Visually, a Stage 1 remapped 20d with AC Schnitzer ACS4 aero, 30 mm lowering springs and 21-inch forged wheels is genuinely indistinguishable from an M40i at a glance — same stance, same aggression, same wheel fitments. Performance-wise the gap remains: a Stage 1 20d runs 230 hp / 480 Nm and 6.9 second 0-100, versus the M40i's 360 hp / 500 Nm and 4.9 seconds. The M40i also has a harder-edged exhaust note and a quicker-shifting 8HP calibration. If straight-line performance is the priority, the M40i wins; if look, running cost and value are the priority, the tuned 20d is the smarter buy.
Dimensionally and conceptually they're twins — both are Coupe-SUVs with sub-200 hp 2.0 diesels, both around 0-100 in 7.9 seconds. The X4 has a stiffer rear-biased chassis feel, sharper steering and — critically for this guide — a dramatically deeper aftermarket. AC Schnitzer, Hamann, 3D Design and Lumma all have dedicated G02 programmes; for the GLC Coupe, Brabus remains the main player but the X253 diesel sees far less aero development than the petrol AMG variants. If you plan to tune, the X4 is the better platform; if you prefer stock comfort, the GLC Coupe's air suspension (when specified) is more compliant.

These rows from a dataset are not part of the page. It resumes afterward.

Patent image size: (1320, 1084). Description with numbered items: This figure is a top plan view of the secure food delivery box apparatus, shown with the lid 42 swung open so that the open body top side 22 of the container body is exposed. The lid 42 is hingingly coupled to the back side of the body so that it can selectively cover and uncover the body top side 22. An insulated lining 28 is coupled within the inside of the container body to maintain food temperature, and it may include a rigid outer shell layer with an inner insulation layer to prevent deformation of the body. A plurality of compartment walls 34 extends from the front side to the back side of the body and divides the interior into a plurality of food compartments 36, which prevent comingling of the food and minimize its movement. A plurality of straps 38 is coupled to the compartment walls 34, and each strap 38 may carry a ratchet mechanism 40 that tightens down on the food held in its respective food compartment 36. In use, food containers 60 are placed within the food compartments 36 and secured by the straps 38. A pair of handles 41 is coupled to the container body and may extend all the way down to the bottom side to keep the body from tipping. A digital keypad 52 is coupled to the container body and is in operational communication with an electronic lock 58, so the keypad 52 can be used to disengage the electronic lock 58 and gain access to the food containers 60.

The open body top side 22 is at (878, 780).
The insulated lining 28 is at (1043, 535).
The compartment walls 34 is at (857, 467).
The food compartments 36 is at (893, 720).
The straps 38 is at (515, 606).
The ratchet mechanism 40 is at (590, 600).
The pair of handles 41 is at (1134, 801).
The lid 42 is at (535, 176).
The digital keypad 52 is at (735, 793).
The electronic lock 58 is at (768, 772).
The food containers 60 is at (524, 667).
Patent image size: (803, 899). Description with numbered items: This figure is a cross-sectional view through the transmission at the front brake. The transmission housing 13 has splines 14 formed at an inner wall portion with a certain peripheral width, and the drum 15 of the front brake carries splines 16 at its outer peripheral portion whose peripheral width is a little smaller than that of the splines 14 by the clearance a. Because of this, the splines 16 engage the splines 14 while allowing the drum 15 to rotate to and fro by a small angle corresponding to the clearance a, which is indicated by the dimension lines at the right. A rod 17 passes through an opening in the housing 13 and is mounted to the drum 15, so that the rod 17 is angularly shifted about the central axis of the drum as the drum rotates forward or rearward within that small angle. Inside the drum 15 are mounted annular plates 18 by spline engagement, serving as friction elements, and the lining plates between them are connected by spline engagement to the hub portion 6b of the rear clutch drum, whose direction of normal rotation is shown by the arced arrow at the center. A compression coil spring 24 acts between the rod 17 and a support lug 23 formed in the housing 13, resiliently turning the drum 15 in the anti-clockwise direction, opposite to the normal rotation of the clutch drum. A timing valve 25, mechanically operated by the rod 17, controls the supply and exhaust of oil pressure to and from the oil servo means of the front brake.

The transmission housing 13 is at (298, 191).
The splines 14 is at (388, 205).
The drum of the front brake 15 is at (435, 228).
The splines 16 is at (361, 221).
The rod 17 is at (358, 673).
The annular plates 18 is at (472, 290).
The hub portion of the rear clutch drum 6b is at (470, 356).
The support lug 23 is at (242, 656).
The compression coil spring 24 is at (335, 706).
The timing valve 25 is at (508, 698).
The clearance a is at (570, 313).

No — decat downpipes delete the diesel oxidation catalyst and are not road-legal in the EU or UK for on-road use. They're sold as "off-road / track-use only" parts. A Stage 1 ECU remap with stock exhaust is a grey area: it's not type-approved, but it's unlikely to trigger an MOT failure unless emissions testing reveals anomalies. For EU registration with TÜV you need certified remaps such as the AC Schnitzer ACS Power file. If you plan to keep the car registered and insured normally, stay at Stage 1 with the factory downpipe and catalyst in place.
A properly developed Stage 1 file for the B47 will maintain DPF regeneration cycles and AdBlue SCR dosing correctly — this is where reputable tuners (AC Schnitzer, Mosselman, RaceChip Ultimate) differ from cheap eBay boxes that disable emissions controls and brick the DPF. Expect no change in long-term DPF behaviour from a quality tune. Warranty-wise, BMW will void the powertrain warranty if they detect the remap during a dealer diagnostic read-out; piggyback modules (RaceChip) are easier to remove before servicing than OBD flashes. Most owners run quality Stage 1 remaps without issue, but go in eyes-open.